Tout ce qu'on vous a fait croire sur l'imaginaire des contes de fées est faux. Clairement, on vous prend pour des billes, on vous endort : tout est VRAI. Les contes ne sont ni plus ni moins que des chroniques historiques parfaitement avérées et vous allez plonger en plein dedans avec cette série d'ouvrages pour jeunes ados.

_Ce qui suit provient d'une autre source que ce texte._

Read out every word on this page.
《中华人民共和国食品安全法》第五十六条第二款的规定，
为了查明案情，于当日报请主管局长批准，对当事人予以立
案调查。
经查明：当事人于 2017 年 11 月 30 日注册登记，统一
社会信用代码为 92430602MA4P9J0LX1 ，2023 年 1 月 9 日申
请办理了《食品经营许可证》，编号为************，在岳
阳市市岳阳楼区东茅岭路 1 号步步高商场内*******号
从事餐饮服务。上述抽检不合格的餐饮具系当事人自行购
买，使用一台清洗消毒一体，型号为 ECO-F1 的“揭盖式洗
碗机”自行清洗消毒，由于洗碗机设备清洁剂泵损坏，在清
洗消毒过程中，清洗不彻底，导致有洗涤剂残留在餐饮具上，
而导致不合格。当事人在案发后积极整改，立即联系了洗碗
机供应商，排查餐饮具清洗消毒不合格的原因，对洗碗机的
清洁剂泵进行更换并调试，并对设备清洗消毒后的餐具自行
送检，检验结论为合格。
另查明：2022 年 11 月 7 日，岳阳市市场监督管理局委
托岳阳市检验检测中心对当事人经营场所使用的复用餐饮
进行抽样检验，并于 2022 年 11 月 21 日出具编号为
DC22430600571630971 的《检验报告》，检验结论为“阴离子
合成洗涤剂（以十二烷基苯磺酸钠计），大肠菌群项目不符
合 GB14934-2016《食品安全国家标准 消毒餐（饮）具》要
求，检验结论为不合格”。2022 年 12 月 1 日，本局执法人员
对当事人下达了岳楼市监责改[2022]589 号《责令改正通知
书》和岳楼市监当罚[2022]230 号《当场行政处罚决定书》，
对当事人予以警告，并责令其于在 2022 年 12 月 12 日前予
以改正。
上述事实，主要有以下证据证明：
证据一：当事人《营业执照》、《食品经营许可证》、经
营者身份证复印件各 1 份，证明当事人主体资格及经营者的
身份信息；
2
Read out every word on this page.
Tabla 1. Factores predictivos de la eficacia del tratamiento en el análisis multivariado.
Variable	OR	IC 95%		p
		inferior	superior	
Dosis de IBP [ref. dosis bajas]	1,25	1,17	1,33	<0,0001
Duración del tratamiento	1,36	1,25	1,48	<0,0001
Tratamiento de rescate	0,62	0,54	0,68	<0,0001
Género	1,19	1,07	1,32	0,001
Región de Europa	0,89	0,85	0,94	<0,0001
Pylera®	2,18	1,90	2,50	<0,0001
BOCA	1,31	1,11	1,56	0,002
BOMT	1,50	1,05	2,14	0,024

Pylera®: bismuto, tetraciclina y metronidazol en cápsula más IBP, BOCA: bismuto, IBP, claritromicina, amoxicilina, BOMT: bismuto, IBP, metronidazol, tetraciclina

Sabrina et Daphné sont deux soeurs ballotées de foyers en familles d'accueil depuis la mystérieuse disparition de leurs parents jusqu'à ce qu'une grand mère qu'elle croyait morte réapparaisse. Les filles découvrent en même temps que cette mamie Grimm une réalité totalement loufoque et terrifiante : tous les personnages de contes existent, se font appeler les Findétemps et habitent la bourgade de Port-Ferries depuis 200 ans. Oui oui oui. Et ce n'est pas rose tous les jours. C'est là que la famille Grimm rentre en jeu : enquêter sur les affaires suspectes impliquant des Findétemps.

Bon, à partir du moment où on a dépassé les 13 ans, il faut avoir garder une âme de gosse. Etant dans ce cas et ne décrochant pas des bouquins (même les ouvrages de la rentrée littéraire ne font pas le poids actuellement, c'est vous dire), je peux néanmoins reconnaître que certaines intrigues sont capillotractées (oui bon allez, toutes depuis que je suis dedans). Mais c'est tellement bon de vagabonder aux côtés des personnages qu'on a adoré pendant nos années couche culotte et de les découvrir sous un autre angle qu'on fait comme si de rien n'était sur ces petits côtés poussifs de la narration. Et demain, je vais me louer les 4 et 5eme tomes : je suis au taquet.

 

Pour les 9/13 ans (et les autres)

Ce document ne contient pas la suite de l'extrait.